Chapter 2: Plant Breeding: Pedigree Breeding and Population Breeding
I get the sense Mr Robinson is in favor of CMS breeding techniques.
I kept this long because it’s dense…
(Summarized by Chat gpt and edited by me)
The chapter describes the difference between two schools of genetics, Mendelians and biometricians, and their methods of plant breeding.
- Mendelians deal with single-gene characters that are either present or absent and developed methods of plant breeding known as pedigree breeding, which involve gene-transfer techniques.
- Biometricians, on the other hand, deal with many-gene characters that are continuously variable and developed methods of plant breeding known as population breeding, which involve changes in polygene frequency.
- Mendelians usually faced the problem of getting a single-gene character they wanted to utilize in a cultivated plant out of a wild plant and into the cultivated plant. Genes are small pieces of DNA molecules, and it is difficult to transfer it from one plant to another. However, Mendelians have found a way to solve this problem in a way that is both ingenious and elegant.
Picture a wild plant that is immune to a fungus disease called “blight” and is hybridized with a cultivated plant that has a high yield of an excellent product but is highly susceptible to blight.
The crop yield and quality are both many-gene characters, while the resistance to blight is a single-gene character. The Mendelians would breed the wild plant with the cultivated plant to produce progeny that were mostly halfway between the two parents in their many-gene, quantitatively variable characters.
However, some of the progeny carry the single gene for resistance while others do not, and segregate into either resistant or susceptible individuals.
- Mendelian genetics allows for identifying which plants carry the resistance gene by observing if they are not diseased with blight. The Mendelian breeder would throw out all the blighted plants and keep the blight-free plants.
- As the resistant plants mature, the breeder would select the best one in terms of yield and quality and cross it with the original cultivated parent, known as back-crossing.
Mendelians used back crossing to restore the yield and quality of the hybrids while retaining the resistance gene. The progeny of the back-cross would have approximately three-quarters of the yield and quality of the original cultivated parent and only one-quarter of the poor yield and quality of the wild parent. The breeder would continue to select the best resistant individuals for multiple generations of back-crossing until the yield and quality of the hybrids are restored and possibly even better than the original cultivated parent. This gene-transfer technique was so clever that it captured the imagination of plant breeders all over the world.
The biometricians’ technique of population breeding involves working with large populations of plants, screening the entire population for a small minority of the best plants, randomly cross-pollinating them among themselves and repeating this process for multiple generations until no further progress is possible. A classic example of population breeding is the increase of sugar content in fodder beet to nearly 20% and the total yield of roots considerably, which resulted in the creation of a new crop called sugar beet.
- All flowering plants can be classified into two categories: out-breeders and in-breeders, based on their natural method of pollination. Out-breeders are cross-pollinating plants while in-breeders are self-pollinating plants.
- Pedigree breeders work with carefully controlled crosses in which the parents of each cross are known and recorded. These crosses are made by hand, through artificial pollination, which can be labor-intensive depending on the species of plant being pollinated. One of the advantages of pedigree breeding is that relatively few crosses are necessary and, thus, hand-pollination is feasible.

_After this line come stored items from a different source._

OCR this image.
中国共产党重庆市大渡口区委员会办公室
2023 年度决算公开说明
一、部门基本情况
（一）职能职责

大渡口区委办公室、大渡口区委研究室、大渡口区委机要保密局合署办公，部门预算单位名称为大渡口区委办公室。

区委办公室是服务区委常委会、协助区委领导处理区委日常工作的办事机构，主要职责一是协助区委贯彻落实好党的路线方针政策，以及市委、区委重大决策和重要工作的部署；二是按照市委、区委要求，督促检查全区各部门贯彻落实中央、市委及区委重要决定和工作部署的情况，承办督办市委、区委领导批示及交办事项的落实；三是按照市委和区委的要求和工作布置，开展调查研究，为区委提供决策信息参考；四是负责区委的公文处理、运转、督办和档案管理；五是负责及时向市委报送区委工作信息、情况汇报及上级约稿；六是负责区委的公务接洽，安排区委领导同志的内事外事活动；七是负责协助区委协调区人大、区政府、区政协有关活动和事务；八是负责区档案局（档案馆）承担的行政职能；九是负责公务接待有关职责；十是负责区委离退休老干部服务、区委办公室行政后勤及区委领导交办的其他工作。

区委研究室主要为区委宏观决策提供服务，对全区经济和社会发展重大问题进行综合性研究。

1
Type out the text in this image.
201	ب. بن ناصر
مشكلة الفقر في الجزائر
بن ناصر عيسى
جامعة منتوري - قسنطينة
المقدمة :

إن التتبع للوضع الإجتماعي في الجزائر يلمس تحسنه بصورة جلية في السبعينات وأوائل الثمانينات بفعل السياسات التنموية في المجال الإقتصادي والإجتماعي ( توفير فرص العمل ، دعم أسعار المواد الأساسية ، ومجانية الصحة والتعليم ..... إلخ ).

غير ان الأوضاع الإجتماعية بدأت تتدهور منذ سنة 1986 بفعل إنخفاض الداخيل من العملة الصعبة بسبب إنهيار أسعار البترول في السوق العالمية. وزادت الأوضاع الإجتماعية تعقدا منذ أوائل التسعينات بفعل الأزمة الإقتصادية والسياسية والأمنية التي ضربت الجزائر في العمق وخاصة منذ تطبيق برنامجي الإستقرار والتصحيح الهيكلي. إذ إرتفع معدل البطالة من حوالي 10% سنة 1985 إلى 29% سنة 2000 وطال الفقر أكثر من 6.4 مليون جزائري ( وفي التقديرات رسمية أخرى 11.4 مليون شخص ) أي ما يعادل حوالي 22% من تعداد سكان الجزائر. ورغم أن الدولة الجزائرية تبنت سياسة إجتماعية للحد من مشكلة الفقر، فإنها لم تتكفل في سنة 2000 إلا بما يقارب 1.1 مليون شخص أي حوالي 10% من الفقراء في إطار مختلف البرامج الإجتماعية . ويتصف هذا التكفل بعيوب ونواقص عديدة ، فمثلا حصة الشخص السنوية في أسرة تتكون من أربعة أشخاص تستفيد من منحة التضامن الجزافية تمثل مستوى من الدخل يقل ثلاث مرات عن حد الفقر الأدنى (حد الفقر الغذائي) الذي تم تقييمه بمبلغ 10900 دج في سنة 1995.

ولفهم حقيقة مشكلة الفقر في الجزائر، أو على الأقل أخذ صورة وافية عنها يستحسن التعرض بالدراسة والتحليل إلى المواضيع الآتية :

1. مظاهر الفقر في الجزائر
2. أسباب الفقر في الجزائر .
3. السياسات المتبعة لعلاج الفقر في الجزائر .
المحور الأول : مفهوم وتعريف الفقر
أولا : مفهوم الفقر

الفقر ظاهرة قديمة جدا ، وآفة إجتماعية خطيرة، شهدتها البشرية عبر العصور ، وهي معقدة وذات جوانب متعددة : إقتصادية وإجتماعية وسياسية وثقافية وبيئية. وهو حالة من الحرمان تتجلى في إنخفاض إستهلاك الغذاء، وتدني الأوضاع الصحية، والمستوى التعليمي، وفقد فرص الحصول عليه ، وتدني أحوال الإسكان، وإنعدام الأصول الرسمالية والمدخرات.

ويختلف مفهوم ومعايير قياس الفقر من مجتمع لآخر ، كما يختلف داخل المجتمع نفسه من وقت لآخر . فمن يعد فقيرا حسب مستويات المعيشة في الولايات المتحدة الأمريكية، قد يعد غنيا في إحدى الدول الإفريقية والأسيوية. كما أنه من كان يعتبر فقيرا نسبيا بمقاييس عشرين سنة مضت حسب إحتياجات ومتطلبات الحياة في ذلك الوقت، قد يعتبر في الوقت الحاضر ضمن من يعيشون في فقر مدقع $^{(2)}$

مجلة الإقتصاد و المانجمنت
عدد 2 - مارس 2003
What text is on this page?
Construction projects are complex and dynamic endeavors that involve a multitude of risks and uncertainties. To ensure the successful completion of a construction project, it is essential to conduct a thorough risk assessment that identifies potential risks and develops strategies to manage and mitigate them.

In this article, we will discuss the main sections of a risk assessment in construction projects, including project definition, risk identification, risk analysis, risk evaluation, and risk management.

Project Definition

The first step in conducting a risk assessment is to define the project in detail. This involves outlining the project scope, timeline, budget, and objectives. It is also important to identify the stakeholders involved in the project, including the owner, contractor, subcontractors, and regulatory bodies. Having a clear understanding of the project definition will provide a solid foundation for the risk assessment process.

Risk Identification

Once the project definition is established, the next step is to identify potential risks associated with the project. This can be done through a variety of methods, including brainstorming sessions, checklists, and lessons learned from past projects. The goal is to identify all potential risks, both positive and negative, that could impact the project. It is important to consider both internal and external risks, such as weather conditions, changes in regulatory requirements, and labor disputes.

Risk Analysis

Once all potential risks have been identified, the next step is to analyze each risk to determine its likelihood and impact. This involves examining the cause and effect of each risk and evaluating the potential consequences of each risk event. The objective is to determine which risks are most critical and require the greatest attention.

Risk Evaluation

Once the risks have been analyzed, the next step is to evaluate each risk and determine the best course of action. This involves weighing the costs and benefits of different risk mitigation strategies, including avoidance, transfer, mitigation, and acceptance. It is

The biometricians relied on large numbers of natural cross-pollinations, which made it slow, difficult, and often impractical to work with in-breeding species. This gave a clear advantage to the Mendelians as most of the important food crops of the world such as wheat, rice, peas, and beans are in-breeders.
Nowadays, this difficulty is no longer a problem as there are various techniques for overcoming it, such as using a substance called a male gametocide. The text also mentions that in the days of the genetic conflict, these alternative techniques were not available, and the Mendelians appeared to be winning in terms of practical plant breeding.
In 1905, a Danish botanist, W.L. Johannsen, discovered the pure line technique which allows seed-propagated crops to breed true to type, preserving agriculturally valuable characteristics like high yield and high quality of crop product. This was a big boost for the Mendelians and a further advantage in their conflict with the biometricians.
Additionally, in the same year, a British scientist, R.H. Biffin, made a discovery that resistance to a disease of wheat called rust was inherited in a Mendelian fashion, which provided the Mendelians with a single-gene character of economic significance and it quickly transpired that the inheritance of resistance to many other plant diseases was controlled by single genes. Plant breeding has benefited from these single-gene resistances to crop parasites, otherwise it would have remained quantitative. However, this belief that all resistances to all crop parasites were controlled by single genes became a shibboleth, a myth, that has dominated and plagued the whole of twentieth century crop science.